Analysts expect the partnership to help Noble, as Cofco is a major buyer of grains. “Cofco can guarantee a significant amount of flow. China buys 70% of the world's trading in soybeans and Cofco is one of China's biggest buyers. That creates certainty and I do think it will help profitability,” the analyst added.
Noble Agri stores and processes a wide range of products from sugar, grains, oil seeds to palm oil and cotton. It has major soybean crushing plants in China and Argentina and sugar mills in Brazil.
Over the past decade, China has gone from being self-sufficient in soybeans to being a key importer and accounting for about two-thirds of the world's market. Soymeal is a key feed for animals and as more Chinese consumers shift to protein-based diets, this is spurring demand for soymeal.
Frank Ning, chairman of Cofco, will assume the role of chairman of Noble Agri, while Richard Elman, founder and chairman of Noble Group, will take on the role of deputy chairman. Yusuf Alireza, CEO of Noble Group, will be the interim CEO.
The deal values Noble Agri equity at 1.15 times 2014 book value.

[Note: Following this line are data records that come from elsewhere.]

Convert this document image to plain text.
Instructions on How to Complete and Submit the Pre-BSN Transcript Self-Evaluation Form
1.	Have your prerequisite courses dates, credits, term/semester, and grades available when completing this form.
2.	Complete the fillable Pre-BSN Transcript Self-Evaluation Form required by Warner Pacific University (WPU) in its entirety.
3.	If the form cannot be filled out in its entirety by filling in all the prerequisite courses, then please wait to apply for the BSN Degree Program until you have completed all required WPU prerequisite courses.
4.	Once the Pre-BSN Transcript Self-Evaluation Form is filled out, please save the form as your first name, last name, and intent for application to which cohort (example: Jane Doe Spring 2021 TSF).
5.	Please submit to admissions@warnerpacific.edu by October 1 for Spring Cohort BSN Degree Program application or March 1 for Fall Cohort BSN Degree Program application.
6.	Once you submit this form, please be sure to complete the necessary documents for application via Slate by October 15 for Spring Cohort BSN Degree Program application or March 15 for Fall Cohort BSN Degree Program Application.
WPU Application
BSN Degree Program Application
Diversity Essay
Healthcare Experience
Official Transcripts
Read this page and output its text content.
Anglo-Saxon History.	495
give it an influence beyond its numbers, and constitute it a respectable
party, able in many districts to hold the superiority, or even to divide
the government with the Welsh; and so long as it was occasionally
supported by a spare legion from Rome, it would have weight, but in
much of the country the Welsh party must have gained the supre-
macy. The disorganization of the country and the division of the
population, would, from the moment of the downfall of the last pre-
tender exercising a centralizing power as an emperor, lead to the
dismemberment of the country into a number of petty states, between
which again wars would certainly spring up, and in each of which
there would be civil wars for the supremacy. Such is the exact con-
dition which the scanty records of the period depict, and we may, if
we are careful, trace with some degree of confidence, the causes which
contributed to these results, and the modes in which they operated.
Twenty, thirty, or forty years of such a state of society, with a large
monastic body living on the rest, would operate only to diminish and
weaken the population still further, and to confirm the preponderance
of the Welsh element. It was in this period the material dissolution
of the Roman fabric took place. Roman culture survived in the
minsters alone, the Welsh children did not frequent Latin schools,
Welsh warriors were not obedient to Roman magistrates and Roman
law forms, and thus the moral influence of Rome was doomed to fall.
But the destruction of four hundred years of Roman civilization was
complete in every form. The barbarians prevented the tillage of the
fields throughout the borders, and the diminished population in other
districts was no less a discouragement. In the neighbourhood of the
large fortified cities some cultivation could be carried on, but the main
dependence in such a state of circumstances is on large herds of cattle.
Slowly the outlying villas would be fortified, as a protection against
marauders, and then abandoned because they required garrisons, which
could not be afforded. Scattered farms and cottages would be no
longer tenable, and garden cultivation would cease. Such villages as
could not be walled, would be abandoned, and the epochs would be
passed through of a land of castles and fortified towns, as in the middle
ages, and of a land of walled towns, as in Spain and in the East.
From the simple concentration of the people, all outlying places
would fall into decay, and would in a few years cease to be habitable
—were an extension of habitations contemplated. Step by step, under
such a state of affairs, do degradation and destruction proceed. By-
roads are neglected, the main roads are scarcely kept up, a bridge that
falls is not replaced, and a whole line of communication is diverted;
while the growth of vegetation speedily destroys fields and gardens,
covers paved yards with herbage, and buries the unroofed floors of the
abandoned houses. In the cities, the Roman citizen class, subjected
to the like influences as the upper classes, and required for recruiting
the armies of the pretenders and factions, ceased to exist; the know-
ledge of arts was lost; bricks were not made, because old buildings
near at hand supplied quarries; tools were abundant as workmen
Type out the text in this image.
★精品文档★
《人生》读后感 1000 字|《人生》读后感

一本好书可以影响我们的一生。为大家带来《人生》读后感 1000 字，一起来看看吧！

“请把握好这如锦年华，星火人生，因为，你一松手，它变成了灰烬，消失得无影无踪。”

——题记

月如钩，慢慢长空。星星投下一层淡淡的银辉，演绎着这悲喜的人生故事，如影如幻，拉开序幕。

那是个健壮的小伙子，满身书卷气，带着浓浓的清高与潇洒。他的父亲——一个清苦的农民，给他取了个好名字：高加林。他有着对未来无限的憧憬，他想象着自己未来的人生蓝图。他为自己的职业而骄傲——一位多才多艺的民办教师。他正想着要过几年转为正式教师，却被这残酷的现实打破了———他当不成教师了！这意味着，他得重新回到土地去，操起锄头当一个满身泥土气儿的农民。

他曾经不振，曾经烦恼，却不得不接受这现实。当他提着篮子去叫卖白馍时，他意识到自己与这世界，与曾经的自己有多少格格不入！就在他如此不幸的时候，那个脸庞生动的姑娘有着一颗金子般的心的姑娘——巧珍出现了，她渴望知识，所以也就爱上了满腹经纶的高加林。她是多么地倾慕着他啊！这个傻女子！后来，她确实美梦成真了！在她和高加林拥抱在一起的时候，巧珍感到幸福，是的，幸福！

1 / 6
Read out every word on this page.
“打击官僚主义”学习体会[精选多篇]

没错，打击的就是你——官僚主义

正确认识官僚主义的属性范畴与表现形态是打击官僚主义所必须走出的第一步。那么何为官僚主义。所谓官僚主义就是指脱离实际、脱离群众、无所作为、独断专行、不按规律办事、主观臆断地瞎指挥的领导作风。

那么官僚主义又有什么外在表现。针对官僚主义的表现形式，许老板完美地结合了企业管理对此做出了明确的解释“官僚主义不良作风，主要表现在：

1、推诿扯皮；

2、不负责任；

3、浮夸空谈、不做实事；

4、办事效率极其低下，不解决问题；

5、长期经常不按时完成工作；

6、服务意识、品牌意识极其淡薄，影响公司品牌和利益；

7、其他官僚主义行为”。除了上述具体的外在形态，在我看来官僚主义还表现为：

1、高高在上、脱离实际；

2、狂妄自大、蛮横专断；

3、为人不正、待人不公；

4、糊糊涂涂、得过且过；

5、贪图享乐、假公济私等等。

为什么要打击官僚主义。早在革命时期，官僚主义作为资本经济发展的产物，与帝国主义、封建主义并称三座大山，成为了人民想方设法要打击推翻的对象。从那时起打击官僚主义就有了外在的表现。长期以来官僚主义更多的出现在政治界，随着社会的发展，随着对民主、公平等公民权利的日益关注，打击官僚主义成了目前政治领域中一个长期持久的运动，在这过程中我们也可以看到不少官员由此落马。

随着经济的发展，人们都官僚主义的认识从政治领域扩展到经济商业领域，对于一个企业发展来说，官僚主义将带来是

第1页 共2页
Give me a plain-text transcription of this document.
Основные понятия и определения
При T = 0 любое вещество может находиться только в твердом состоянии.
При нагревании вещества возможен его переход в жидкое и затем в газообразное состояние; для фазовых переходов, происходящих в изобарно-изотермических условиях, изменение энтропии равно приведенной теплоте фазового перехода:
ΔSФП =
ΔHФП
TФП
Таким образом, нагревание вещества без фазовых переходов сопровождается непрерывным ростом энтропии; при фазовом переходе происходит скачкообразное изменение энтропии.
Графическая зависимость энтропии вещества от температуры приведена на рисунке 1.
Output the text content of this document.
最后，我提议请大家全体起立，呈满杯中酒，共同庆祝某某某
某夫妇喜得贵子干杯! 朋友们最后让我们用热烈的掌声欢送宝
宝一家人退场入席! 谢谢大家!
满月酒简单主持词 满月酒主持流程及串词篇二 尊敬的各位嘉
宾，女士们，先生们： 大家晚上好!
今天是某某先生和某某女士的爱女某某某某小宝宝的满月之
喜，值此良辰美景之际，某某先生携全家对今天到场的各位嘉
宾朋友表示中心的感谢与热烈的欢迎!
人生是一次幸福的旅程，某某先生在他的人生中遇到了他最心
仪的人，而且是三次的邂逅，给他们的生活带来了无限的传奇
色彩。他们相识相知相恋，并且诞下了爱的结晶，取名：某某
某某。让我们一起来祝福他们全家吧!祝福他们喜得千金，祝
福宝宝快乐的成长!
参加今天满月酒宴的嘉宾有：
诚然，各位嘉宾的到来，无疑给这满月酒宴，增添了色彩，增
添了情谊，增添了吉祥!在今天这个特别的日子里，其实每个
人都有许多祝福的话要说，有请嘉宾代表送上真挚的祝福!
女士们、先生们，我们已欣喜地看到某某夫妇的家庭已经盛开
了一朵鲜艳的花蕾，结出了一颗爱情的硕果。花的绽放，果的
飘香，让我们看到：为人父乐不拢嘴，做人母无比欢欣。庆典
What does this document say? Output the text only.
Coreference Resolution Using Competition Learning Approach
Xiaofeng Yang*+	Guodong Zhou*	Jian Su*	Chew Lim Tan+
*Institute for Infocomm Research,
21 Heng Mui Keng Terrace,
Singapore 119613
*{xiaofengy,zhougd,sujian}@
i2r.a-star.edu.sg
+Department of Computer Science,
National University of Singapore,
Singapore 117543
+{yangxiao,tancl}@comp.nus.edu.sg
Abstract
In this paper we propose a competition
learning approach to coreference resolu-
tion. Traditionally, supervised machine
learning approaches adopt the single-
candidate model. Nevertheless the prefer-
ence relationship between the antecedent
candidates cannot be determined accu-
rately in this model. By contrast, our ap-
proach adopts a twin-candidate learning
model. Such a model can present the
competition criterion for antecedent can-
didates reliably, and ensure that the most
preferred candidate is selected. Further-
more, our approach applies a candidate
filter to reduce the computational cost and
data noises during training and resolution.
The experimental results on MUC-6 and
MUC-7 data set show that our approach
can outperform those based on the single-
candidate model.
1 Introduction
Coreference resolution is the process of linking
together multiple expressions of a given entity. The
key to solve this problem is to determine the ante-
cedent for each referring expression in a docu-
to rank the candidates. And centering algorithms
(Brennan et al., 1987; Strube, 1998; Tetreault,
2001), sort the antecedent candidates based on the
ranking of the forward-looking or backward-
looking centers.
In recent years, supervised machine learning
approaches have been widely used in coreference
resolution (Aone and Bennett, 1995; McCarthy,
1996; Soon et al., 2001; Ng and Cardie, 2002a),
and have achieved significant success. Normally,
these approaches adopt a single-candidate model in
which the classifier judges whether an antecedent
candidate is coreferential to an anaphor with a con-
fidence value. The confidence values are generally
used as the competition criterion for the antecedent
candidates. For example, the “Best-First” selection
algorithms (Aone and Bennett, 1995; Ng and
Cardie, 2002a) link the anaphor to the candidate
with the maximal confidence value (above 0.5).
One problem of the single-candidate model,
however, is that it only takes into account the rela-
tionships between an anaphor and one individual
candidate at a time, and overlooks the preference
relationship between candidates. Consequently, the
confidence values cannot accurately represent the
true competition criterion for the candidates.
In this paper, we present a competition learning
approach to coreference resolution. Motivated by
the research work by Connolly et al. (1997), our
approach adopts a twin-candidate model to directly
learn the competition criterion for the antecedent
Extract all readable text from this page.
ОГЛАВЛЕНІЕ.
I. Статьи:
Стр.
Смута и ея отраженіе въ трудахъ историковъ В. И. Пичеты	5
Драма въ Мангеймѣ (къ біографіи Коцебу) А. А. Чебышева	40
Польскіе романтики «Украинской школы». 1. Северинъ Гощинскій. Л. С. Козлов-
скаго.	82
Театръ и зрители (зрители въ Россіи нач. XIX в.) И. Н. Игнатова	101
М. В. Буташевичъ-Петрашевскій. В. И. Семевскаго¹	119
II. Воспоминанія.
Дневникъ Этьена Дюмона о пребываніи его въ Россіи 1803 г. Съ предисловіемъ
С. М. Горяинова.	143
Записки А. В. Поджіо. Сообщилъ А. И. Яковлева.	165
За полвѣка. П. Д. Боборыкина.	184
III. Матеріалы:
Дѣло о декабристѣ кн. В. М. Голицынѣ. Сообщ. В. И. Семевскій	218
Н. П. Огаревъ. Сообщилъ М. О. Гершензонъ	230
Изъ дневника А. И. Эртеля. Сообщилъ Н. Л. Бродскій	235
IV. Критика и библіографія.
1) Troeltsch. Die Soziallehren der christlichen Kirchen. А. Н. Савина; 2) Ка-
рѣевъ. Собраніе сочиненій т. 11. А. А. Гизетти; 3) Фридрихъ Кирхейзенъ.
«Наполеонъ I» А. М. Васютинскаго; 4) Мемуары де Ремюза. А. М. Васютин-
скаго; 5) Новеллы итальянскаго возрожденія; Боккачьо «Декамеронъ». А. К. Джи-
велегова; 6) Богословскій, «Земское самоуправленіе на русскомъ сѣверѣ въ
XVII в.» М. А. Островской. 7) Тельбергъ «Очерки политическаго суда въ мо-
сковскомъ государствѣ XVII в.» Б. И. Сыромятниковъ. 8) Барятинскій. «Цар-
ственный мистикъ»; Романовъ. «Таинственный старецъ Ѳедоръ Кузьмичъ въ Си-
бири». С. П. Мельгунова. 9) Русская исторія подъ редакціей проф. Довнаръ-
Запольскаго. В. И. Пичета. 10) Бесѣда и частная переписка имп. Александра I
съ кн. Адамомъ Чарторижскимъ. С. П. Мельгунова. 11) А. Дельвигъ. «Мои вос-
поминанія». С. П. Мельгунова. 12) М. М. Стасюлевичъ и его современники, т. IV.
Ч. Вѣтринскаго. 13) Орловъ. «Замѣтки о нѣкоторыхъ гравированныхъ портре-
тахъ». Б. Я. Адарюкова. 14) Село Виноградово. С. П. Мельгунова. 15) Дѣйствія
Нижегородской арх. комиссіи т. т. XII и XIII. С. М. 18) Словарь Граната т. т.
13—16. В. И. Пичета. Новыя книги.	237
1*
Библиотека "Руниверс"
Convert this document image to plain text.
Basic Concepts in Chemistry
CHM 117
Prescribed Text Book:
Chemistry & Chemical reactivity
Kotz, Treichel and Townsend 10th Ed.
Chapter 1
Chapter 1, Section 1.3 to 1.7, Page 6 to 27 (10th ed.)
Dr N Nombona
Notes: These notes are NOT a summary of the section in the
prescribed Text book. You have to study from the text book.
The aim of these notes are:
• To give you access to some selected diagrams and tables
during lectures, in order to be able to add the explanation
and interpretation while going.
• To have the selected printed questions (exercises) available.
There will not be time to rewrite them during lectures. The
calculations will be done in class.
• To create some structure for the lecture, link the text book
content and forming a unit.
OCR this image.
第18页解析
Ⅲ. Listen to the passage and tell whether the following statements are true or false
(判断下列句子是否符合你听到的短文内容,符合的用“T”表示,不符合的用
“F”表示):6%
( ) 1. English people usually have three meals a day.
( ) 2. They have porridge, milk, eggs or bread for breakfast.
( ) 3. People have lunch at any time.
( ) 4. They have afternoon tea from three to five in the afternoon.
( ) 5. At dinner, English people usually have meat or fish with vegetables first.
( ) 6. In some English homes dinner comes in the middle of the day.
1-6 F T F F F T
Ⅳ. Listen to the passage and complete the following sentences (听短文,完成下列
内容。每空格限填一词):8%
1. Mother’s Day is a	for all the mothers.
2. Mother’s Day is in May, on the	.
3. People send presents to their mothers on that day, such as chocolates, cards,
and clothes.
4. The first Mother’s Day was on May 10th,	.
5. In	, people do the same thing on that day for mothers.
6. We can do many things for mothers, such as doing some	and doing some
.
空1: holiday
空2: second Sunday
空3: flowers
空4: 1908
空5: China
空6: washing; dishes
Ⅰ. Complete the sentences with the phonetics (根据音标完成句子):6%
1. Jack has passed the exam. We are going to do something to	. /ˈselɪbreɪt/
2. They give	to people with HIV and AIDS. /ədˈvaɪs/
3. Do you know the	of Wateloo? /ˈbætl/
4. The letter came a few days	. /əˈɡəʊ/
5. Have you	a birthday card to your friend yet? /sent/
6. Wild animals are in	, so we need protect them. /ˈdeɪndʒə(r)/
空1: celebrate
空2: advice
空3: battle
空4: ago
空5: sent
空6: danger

As at December 31, 2013, Noble Agri had shareholder’s equity of $2.8 billion.
There is a conditional break fee on either side. If Noble Group is unable to get shareholder approval and terminates the agreement, it has to pay $15 million to the consortium. If Chinese regulatory conditions are not satisfied and the Cofco-led consortium terminates the agreement, they have to pay $15 million to Noble Group.
The deal is the largest outbound acquisition so far in the food sector by a Chinese state-owned enterprise and the largest outbound acquisition from China in the agriculture sector.
For now, it looks like China's concerns over food security are expected to keep the deal-mill turning.